Las reglas morales han sido escritas en piedra antes que la memoria fuera contenida en códices organizados. El código de Hammurabi, escrito mil ochocientos años antes de Cristo, reunía ya parámetros que involucraban la vida intima y publica de las personas. La violación era castigada con la castración y el pago de una indemnización a la familia de la víctima. No a la víctima, a su familia.
Es innegable el rol que el sexo y el poder han jugado y juegan en la construcción de cualquier sociedad. No son pocas las carreras políticas que han tocado su fin cuando el sexo ha ocurrido en términos que la sociedad de ese momento consideraba moral o políticamente incorrectos, o cuando las pasiones y la compulsión de someter han derivado en conductas de violencia como expresión de poder. No obstante, la reacción social no siempre ha acompañado la explicitación de estas situaciones.
En 1998, en Estados Unidos, los demócratas tenían un pre-candidato soñado: Gary Hart, quien arrastraba una fuerte fama de mujeriego. El propio Hart, quien en esa época se desempeñaba como senador por el estado de Colorado, desafiaba a los medios y decía: “pongan a alguien a seguirme, no me importa, se aburrián”. Días después, el Miami Herald lo fotografió en brazos de Donna Rice, una modelo exitosa de dicho tiempo, y su carrera, y sueños presidenciales colapsaron.
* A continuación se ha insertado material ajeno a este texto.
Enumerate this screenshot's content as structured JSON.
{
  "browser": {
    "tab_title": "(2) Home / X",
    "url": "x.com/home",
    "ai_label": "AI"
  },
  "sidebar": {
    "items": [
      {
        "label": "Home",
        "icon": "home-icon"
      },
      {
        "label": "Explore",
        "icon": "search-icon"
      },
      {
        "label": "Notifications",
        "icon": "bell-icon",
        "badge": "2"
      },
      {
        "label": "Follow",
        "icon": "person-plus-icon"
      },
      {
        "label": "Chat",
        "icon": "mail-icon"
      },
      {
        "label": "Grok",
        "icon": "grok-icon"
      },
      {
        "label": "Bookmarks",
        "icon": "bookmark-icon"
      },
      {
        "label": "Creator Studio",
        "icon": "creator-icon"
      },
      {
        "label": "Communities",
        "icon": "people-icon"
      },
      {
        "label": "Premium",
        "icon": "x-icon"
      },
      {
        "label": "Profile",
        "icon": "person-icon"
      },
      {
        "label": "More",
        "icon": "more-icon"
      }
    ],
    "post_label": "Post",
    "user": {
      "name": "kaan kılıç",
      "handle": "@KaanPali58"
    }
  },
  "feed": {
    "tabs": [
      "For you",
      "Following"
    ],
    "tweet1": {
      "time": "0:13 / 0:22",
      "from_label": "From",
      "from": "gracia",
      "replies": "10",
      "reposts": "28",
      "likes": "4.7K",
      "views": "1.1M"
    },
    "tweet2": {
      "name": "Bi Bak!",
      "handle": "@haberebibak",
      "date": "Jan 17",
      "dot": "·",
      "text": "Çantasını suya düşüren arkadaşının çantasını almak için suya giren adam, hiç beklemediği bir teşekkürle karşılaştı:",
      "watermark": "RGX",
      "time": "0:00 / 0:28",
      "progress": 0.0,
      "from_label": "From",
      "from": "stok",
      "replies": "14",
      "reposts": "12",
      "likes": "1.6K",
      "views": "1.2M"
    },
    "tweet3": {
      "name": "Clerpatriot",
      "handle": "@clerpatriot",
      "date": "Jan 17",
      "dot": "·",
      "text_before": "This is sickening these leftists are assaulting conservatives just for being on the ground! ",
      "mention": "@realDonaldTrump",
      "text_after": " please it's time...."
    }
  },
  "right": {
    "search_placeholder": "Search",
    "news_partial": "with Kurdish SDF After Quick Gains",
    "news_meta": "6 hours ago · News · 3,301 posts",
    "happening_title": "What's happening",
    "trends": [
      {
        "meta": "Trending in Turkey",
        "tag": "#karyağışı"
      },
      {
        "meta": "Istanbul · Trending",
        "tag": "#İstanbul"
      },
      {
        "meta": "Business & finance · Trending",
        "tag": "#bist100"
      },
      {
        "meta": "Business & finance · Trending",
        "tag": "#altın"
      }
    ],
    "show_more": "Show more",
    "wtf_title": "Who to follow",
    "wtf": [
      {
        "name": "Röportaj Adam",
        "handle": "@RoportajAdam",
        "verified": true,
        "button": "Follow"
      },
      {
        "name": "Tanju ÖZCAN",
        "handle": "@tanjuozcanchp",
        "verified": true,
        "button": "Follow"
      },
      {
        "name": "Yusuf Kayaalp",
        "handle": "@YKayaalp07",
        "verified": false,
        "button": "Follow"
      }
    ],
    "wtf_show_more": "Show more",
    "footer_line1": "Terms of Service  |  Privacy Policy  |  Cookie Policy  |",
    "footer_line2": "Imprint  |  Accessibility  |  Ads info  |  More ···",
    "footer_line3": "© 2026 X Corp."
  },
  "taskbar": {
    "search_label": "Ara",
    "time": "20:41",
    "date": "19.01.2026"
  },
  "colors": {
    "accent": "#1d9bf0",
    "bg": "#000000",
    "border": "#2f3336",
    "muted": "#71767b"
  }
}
Pero no siempre lo correcto parece ser lo que la sociedad exige. En distintos tiempos los valores, que en sí son los mismos, parecen flexibilizarse. Un caso ha sido el del actual presidente de EE.UU., Donald Trump, quien sortea las acusaciones en su contra en el seno de la sociedad que lo votó aun con elementos fuertes de prueba al respecto de sus acciones moralmente cuestionables y posiblemente delictivas.
En Argentina no era un secreto que Federico Luppi trataba salvajemente a Haydee Padilla, la exitosa actriz reconocida por su personaje de “la chona”. Padilla, en 2013, al conocerse una violenta reacción de Luppi para con una periodista, aceptó hablar de sus experiencias con el actor. El impacto mediático de su relato no duró prácticamente nada. Hay un párrafo que, a ojos de esta situación social de hoy en Argentina —intensificada de manera exponencial por la denuncia que pesa sobre Juan Dhartes—, hiela la sangre. En el programa de televisión de Ernestina Pais, Padilla dice: “yo amo a Soledad Silveira, Selva Alemán, y Virginia Lago. Ellas fueron testigos cuando llegaba al teatro rara, tarde, tapada… y me apoyaron en todo momento. A veces uno puede defenderse por miedo. Había otro Federico Luppi para el mundo. Yo era la loca, ¿cómo un tipo tan bueno y culto iba a hacer eso?”.
A diferencia de lo sucedido con el caso de Dhartes —quien se declaró muerto en vida, y que cuanto más habla, más se lo condena—, para Haydee Padilla no hubo colectivo de actrices. Las que la rodearon y cobijaron, entendieron que la debían aupar pero en silencio, discretamente y lejos de la mirada de la sociedad. Un largo camino hasta este hoy que está cambiando paradigmas; quizá, para muchos, violentamente, aunque no tanto como ha sido la violencia y el pesar que generaciones milenarias de mujeres han sufrido y soportado por su sola condición de mujer.
Hoy hay un cambio. Quizá sea partero de muchos otros, que aun no podemos visualizar.